FCC Chairman Julius Genachowski introduced the forum in Washington, D.C., where a series of panelists spoke about various topics related to spectrum allocation and data usage. Genachowski said U.S. industry is on track to roll out the 4G Long-Term Evolution (LTE) download speed standard at scale — and that unlicensed spectrum is expected to be made available soon. However, significant challenges lie ahead, he said.
The increasing amount of data consumed by mobile devices is forcing the FCC to think about how to apportion spectrum blocks in these changing times, and what rules will govern how the public and private entities use it.
The U.S. and the rest of the world are shifting away from using voice networks in favor of data networks, which are more data-intensive and thus require more spectrum.
Al Jette, the head of North America industry environment for Nokia Siemens Network, said studies show that downlink usage — downloading — on LTE networks is growing more than uplink usage — uploading. This perhaps is unsurprising since it mirrors consumption patterns on wireline networks. Jette said for future allocations of spectrum, the FCC should consider adding more downlink spectrum.

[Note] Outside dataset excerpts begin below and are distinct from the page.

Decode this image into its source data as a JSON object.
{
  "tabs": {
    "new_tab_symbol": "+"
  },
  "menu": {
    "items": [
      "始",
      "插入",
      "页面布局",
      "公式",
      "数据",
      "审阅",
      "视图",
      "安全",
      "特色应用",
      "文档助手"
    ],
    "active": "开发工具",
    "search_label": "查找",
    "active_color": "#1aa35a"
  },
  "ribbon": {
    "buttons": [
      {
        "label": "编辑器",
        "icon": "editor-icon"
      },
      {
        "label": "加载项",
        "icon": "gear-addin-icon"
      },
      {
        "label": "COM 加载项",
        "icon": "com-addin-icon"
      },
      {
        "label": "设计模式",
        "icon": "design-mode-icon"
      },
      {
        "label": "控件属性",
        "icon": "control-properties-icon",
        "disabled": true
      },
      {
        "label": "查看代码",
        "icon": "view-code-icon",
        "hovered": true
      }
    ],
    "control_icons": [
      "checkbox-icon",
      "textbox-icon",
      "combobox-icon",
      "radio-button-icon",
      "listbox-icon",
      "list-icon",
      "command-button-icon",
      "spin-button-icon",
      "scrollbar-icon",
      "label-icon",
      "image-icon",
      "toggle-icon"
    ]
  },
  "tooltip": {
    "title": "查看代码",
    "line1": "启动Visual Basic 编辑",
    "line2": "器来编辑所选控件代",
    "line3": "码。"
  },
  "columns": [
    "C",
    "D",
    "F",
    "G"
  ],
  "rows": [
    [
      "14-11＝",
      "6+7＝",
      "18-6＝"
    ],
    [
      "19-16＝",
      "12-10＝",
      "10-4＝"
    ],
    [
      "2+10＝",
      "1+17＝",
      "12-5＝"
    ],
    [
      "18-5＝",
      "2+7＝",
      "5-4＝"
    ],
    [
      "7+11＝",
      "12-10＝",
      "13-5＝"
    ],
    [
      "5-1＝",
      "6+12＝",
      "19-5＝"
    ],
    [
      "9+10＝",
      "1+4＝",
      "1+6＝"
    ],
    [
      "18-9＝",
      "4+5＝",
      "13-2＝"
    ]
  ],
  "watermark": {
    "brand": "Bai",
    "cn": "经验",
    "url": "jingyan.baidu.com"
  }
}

A Nokia Siemens study outlined that downlink usage can range from six to 13 times greater than uplink usage, with a few exceptions during major events — such as the Super Bowl, when many users are uploading video.
“People are watching more video on their devices, causing more downlink traffic,” Jette said.
Stephen Wilkus, a panelist from Alcatel Lucent, cautioned that these usage trends are susceptible to change, so it’s uncertain if downlink will remain dominant. “Past demand is no guarantee of future results,” Wilkus said.
Spectrum is allocated and measured within units called resource blocks. According to Jette, the number of resource blocks assigned depends on traffic and channel quality. One major issue with resource blocks is determining what sizes these blocks of spectrum should be and how they can change in the future.
Peter Gaal, the principal engineer for Qualcomm and one of the panelists, said there might be new ways to allocate these blocks of spectrum. But every block allocation has to be supported by industry standards, he said.
Furthermore, there are concerns about possible interference because newly available spectrum is sometimes in close proximity to existing spectrum.